I’m reading an interview with the writer Barry Lopez in The Sun, one of my favorite literary periodicals.  In it, Fred Bahnson, the interviewer, poses a question about an essay Lopez had written late in life about sexual abuse he’d suffered as a child.  Lopez replied that he’d spent years dealing with the emotional disruption this experience had caused and finally concluded that, as a writer, he was capable of addressing the subject in an objective way.  “I wanted to write this out and have it behind me,” he said.  Publication of the essay brought lots of mail—personal pleas for help, requests for testimony by lawyers, and exhortations to support legislation before Congress.  He declined these.  “My job,” he told Bahnson, “is to create clarity around complex issues, and to hand it to other people who are smarter than I am, and more strategic, who know how to draw up and implement effective laws.  I know what I’m not any good at.”

Lopez’s response struck a chord.  This is an election year in the United States.  An enormously consequential election.  One issue at the top of the list in most voters’ minds is health care.  I know a lot about health care as a nurse and administrator with many decades of experience. I care deeply about these issues. Once, years ago, I testified before a Congressional committee. Once I attended a demonstration in front of the District Building in D.C.  I’ve written on health policy a few times, narrative pieces inspired by personal experiences.  But I no longer show up  at rallies.  I do not contact my elected representatives, write letters to the editor or post my views on social media. I don’t join action networks.  What I do is write—in my fashion—as a poet and essayist and, in that way, reach a small number of attuned readers.

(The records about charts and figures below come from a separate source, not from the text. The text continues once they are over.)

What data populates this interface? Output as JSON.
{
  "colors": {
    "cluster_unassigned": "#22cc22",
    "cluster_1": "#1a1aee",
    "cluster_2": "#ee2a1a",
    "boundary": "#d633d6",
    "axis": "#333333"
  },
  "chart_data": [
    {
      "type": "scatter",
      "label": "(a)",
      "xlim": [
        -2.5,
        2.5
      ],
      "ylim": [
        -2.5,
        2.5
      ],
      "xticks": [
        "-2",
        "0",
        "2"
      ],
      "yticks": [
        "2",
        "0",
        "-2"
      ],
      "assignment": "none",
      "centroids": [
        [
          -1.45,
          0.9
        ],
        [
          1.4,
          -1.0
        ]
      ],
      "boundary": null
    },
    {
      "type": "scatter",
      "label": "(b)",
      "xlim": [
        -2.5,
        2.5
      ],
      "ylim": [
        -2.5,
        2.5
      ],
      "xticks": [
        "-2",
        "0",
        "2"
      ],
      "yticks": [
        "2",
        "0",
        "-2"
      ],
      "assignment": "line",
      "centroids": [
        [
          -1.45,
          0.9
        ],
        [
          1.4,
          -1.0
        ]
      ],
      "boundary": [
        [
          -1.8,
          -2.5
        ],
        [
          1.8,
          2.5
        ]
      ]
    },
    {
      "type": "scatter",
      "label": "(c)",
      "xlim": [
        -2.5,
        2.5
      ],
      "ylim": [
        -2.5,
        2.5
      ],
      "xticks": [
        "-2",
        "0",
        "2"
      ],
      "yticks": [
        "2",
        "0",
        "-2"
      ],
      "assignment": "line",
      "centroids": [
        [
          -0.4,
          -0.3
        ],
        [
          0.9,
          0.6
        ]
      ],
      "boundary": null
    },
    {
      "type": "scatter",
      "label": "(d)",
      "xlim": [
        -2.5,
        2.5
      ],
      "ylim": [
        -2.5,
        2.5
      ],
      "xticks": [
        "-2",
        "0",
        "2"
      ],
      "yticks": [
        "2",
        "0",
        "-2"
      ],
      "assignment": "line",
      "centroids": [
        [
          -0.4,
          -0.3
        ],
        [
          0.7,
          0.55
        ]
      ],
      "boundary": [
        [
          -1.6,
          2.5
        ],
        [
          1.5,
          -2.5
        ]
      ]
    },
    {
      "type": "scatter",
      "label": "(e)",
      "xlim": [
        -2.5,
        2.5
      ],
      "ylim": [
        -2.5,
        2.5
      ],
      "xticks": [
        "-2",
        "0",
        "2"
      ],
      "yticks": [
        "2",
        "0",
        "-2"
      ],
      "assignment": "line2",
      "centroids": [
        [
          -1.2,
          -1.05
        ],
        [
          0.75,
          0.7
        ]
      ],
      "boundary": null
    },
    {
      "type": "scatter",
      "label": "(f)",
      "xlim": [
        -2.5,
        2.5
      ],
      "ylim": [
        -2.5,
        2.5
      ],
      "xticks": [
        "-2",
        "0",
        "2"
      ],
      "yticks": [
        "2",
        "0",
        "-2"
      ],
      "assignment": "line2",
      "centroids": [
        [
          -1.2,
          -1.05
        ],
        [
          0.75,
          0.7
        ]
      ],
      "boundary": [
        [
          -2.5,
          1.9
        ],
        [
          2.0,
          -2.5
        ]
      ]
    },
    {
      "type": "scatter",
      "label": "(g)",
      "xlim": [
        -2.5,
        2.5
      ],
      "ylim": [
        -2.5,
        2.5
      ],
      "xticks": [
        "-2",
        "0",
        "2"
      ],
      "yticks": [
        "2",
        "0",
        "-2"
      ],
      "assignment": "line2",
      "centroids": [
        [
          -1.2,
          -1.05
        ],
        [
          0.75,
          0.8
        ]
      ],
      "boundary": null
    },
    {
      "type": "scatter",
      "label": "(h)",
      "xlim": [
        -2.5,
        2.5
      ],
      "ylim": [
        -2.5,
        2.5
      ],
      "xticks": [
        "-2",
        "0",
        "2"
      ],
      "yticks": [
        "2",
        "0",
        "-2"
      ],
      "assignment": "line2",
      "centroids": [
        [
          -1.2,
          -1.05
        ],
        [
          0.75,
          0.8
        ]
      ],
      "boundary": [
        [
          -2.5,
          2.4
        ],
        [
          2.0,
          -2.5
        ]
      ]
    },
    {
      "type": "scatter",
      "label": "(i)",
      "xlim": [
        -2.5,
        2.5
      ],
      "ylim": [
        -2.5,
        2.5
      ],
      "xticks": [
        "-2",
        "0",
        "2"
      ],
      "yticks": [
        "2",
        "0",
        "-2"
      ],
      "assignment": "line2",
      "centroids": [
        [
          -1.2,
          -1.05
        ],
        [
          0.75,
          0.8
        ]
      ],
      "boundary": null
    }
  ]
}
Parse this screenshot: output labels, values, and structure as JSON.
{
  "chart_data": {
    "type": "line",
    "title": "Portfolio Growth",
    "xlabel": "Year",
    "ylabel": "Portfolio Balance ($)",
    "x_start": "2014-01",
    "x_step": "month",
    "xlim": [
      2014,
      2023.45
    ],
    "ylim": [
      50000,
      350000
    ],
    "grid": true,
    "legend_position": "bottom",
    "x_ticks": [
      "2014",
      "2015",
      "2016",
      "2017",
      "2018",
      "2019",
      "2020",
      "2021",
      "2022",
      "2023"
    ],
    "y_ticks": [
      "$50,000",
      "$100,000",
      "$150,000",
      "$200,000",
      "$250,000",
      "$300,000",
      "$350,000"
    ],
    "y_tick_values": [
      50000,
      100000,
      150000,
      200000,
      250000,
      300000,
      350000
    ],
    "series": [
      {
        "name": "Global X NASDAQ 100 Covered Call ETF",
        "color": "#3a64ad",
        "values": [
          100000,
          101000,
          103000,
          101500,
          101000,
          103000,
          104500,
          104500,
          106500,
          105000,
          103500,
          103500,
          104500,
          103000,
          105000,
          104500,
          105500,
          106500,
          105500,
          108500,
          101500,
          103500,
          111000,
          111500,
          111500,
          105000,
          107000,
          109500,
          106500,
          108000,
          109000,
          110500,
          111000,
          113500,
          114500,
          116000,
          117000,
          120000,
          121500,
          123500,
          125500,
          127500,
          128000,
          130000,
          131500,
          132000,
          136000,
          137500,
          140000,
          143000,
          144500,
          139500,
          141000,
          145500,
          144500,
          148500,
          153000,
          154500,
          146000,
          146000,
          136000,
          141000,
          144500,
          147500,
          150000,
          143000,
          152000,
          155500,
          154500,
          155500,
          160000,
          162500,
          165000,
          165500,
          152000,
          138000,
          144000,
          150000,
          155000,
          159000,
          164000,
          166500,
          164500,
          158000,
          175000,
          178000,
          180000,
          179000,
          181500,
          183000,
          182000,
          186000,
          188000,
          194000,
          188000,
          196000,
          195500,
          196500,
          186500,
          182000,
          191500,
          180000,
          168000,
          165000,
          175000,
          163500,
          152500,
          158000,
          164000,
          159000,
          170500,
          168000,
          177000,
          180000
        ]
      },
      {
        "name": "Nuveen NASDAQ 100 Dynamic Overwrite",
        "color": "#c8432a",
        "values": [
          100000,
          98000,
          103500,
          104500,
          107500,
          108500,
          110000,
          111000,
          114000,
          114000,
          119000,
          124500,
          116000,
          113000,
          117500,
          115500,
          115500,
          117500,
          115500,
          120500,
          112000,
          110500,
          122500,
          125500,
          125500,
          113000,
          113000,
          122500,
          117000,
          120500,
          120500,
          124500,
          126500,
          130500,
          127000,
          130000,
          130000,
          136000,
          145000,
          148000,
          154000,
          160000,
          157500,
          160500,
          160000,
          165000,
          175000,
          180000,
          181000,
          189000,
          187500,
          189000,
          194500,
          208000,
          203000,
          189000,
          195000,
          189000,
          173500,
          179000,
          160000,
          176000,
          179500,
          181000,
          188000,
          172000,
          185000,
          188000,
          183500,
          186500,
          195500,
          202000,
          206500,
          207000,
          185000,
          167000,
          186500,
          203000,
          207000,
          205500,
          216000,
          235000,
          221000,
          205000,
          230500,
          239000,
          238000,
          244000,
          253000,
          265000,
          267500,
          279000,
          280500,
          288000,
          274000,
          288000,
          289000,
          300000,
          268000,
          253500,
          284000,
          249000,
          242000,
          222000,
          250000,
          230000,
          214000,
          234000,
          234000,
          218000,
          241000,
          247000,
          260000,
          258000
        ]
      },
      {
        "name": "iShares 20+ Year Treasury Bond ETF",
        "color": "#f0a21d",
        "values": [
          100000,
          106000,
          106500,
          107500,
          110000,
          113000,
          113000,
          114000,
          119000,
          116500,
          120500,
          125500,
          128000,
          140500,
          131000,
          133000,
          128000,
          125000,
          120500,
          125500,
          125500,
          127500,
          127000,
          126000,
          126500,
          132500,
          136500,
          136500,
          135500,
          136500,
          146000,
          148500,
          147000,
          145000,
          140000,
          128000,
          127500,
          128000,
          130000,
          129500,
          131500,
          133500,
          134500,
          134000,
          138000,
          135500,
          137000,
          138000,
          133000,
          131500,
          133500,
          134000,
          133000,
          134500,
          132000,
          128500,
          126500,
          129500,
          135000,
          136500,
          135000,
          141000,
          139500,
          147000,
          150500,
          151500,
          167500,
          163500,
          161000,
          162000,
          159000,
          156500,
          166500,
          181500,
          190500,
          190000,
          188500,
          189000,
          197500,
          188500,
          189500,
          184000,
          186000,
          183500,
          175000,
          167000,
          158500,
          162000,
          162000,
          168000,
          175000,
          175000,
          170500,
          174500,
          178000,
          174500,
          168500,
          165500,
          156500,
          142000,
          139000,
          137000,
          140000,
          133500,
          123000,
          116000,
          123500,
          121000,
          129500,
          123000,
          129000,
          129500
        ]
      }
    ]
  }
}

This year in particular I feel guilty about my lack of activism, my failure to make more practical contributions toward better health in this country.  But maybe this is not my job description.  Maybe my job is, as Lopez says, to create clarity around complex issues in order to provide insight and inspiration for those with the skills to create meaningful change.  Maybe my challenge is to accept my limitations and focus on doing my job.